From a practical perspective, how much can a programmer control latency hiding? Are there ways to explicitly signal to the OS when to context switch? If so, are they commonly used? I would imagine that with VMs, context switching becomes more complicated.

crs

@eatnow I don't see any particular reason that makes context switch more complicated. We use context switch to hide latency, so we can take use of CPU times while waiting for some other resources. Same principle applies to server computers. I don't think virtual memory as a technique to separate implementation from abstraction will be affected too much either. The whole memory system may get more complicated as we are trying to handle requests from a more diverse pool.

spilledmilk

@eatnow: To answer your first question, I don't believe that there are any methods to control context-switching from high-level code, but I also do not believe that they would be necessary. As I understand it, an OS will context-switch when no further progress can be made on a stalling thread, which should be the most optimal time to context-switch in any case.

ycp

@eatnow, also consider what the use of asking for a context switch would be if you have no idea where the other process is in its instruction stream. Sure, you could have a barrier or a lock to make sure that it is in a certain place, but then to the same extent, why would you need the context switch in the first place?

idl

I think concurrency here is one of the most important things to keep in mind. A server would be pretty terrible if it had all worker processes serving (a) particularly large request(s), and not have any free to serve small incoming ones.
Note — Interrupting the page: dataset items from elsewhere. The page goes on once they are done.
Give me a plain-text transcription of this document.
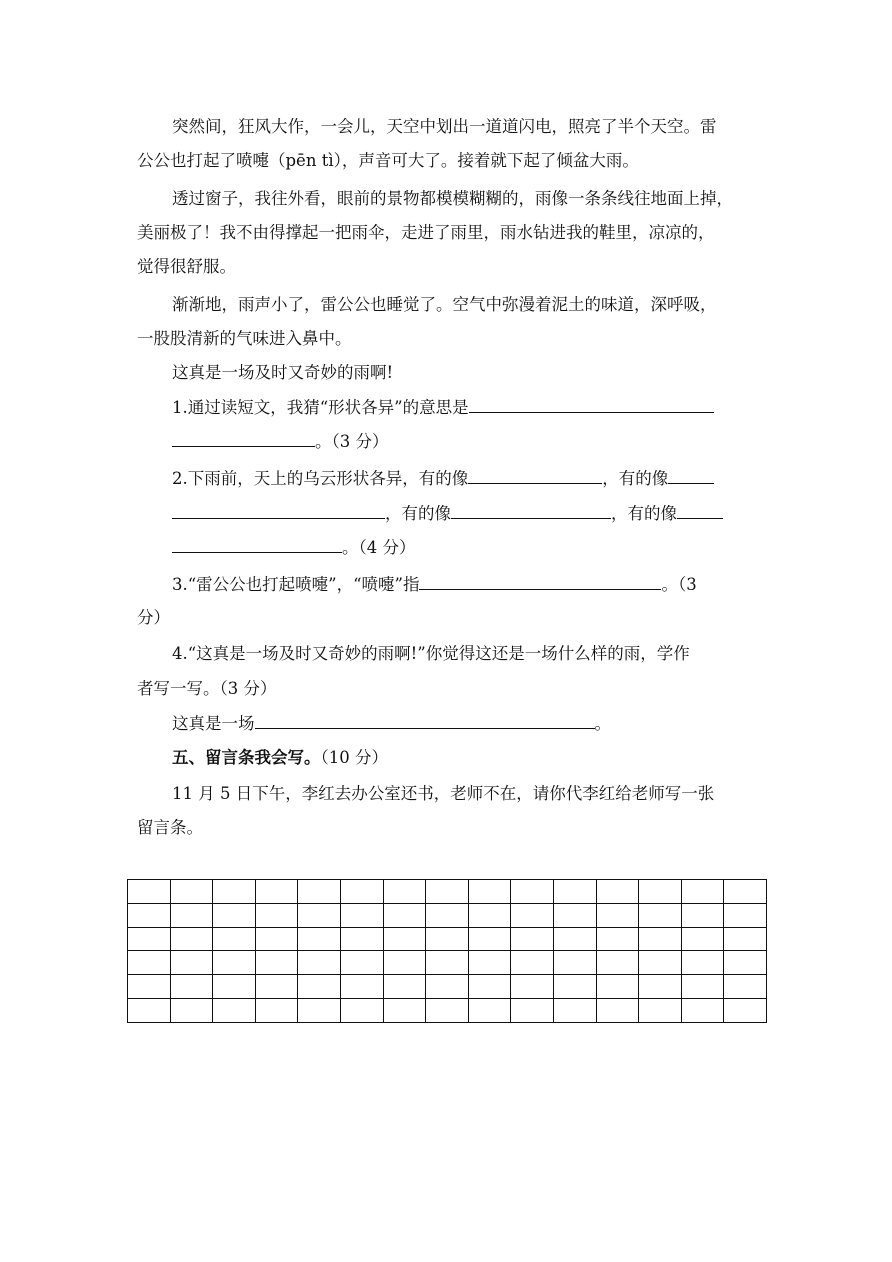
突然间，狂风大作，一会儿，天空中划出一道道闪电，照亮了半个天空。雷
公公也打起了喷嚏（pēn tì），声音可大了。接着就下起了倾盆大雨。
透过窗子，我往外看，眼前的景物都模模糊糊的，雨像一条条线往地面上掉，
美丽极了！我不由得撑起一把雨伞，走进了雨里，雨水钻进我的鞋里，凉凉的，
觉得很舒服。
渐渐地，雨声小了，雷公公也睡觉了。空气中弥漫着泥土的味道，深呼吸，
一股股清新的气味进入鼻中。
这真是一场及时又奇妙的雨啊!
1.通过读短文，我猜“形状各异”的意思是
。（3 分）
2.下雨前，天上的乌云形状各异，有的像	，有的像
，有的像	，有的像
。（4 分）
3.“雷公公也打起喷嚏”，“喷嚏”指	。（3
分）
4.“这真是一场及时又奇妙的雨啊!”你觉得这还是一场什么样的雨，学作
者写一写。（3 分）
这真是一场	。
五、留言条我会写。（10 分）
11 月 5 日下午，李红去办公室还书，老师不在，请你代李红给老师写一张
留言条。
I think this is one of the main differences between designing a web server and designing a 'local' system to parallelize computation: when we were writing the CUDA renderer, we of course never had to think about "okay what we we were handed another smaller circle while we're computing this big one?"

rokhinip

@idl, I do think the reason for this is that we cannot control our input stream and it is not so much an issue of concurrency. In the circle renderer, we had the entire data set we needed to parallelize over in front of us. However, in a website, we receive requests as they come in which means that we need to design our website in a generic manner.

nrchu

It's definitely true that we don't have the entire dataset in front of us, but I think that just makes the parallelization problem more interesting. Based on the kind of site you have and the content you serve, you can make predictions on what the user would request next based on analysis of past traffic. For example, maybe in facebook when people click on a picture, they have a 80% chance of viewing the next x photos in the album, to the point where it would be more efficient to prefetch them. This probably isn't true and is a really simple example but I hope the concept is clear.